The authors evaluate their model on general image editing benchmarks, showing it achieves the highest overall score among unified models with reasoning capabilities. Results indicate strong performance across fine-grained editing categories like Add, Adjust, and Replace, while also maintaining competitive scores on GEdit-EN. This demonstrates the model’s ability to balance general editing proficiency with reasoning-enhanced control.

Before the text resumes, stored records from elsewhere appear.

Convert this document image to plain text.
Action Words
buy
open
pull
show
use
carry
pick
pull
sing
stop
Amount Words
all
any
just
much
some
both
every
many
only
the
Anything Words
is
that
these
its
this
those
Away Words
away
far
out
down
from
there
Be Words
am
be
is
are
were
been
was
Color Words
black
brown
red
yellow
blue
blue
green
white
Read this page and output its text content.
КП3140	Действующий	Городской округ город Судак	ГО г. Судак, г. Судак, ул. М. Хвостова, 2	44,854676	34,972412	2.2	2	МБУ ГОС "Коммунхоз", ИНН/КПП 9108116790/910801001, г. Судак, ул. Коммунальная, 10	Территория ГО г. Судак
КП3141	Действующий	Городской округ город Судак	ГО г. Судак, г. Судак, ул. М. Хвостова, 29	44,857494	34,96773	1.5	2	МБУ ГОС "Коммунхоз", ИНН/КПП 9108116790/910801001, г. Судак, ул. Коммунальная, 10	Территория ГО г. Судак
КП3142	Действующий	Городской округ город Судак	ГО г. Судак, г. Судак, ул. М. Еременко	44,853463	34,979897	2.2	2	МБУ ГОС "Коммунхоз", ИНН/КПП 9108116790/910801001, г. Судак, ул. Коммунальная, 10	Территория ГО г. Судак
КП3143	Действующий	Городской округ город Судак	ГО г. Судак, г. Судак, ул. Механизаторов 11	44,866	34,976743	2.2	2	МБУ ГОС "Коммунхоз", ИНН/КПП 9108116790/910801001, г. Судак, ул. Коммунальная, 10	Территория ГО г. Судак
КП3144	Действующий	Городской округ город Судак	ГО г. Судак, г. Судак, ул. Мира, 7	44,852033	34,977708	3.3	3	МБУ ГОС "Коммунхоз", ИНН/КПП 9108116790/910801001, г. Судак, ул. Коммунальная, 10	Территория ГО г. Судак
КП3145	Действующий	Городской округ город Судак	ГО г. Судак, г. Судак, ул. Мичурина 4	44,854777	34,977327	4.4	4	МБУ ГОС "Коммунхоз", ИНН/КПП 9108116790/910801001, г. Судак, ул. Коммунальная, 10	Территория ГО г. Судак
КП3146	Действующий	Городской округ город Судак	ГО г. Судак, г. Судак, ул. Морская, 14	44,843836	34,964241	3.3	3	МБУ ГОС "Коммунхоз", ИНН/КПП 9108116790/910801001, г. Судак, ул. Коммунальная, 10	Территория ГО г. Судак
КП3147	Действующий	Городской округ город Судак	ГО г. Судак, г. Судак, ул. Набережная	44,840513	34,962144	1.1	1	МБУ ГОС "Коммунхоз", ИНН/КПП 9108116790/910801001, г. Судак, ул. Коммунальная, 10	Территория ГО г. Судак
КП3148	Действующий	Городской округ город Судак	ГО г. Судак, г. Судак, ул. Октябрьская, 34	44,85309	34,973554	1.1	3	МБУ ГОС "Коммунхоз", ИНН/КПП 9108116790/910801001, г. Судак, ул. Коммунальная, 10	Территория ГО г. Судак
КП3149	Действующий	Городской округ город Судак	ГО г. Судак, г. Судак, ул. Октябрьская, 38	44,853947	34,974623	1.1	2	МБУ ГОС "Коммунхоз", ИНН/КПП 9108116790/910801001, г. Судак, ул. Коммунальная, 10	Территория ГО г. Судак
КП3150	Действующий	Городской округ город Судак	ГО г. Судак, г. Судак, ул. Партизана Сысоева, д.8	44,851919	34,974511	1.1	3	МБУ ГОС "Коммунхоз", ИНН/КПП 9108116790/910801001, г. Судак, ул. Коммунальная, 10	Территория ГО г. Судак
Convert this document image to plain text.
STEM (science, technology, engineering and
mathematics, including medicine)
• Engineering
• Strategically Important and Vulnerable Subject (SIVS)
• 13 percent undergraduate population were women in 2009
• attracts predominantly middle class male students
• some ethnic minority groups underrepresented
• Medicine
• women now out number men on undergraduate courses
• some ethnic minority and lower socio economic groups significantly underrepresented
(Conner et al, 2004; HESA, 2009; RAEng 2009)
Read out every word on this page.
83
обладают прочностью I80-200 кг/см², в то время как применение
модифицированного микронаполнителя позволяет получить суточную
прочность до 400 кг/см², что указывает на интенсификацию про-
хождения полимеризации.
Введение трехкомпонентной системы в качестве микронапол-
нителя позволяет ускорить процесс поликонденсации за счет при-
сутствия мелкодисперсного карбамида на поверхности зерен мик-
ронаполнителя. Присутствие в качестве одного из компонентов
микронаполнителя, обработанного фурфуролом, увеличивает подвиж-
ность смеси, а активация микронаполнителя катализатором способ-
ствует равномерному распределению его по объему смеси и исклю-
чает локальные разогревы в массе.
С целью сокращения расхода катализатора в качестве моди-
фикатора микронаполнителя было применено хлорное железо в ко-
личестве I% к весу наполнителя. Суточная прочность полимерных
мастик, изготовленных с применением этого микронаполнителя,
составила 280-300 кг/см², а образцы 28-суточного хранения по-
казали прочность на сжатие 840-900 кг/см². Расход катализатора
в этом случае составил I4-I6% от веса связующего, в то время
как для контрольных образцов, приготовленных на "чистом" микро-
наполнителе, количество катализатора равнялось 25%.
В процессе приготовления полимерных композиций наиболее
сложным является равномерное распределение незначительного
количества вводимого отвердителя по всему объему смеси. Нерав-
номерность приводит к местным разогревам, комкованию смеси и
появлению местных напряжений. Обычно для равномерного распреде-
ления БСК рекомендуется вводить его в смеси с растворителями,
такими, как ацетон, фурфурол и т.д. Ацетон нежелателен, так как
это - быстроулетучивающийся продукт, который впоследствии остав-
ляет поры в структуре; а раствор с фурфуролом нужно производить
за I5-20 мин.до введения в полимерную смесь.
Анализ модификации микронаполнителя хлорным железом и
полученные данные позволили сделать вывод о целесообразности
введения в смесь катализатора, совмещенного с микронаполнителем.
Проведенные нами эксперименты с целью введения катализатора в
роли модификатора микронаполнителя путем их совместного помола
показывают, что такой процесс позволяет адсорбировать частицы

The authors use a unified multimodal model with explicit reasoning and refinement mechanisms to achieve top performance among open-source systems on knowledge-intensive image generation and editing tasks. Results show the model outperforms comparable unified models and rivals closed-source systems like GPT-4o and Gemini 2.0 on specific benchmarks, particularly in factual and conceptual reasoning. The model also maintains strong general generation and editing capabilities, demonstrating broad applicability without sacrificing versatility.

The authors use a two-stage training approach to enhance a unified multimodal model’s ability to perform both text-to-image generation and image editing while incorporating reasoning. Results show the model achieves top performance among open-source systems on general benchmarks and outperforms several closed-source models in specific knowledge-intensive tasks. It also maintains strong generalization across both generation and editing, indicating that reasoning integration does not compromise broad capability.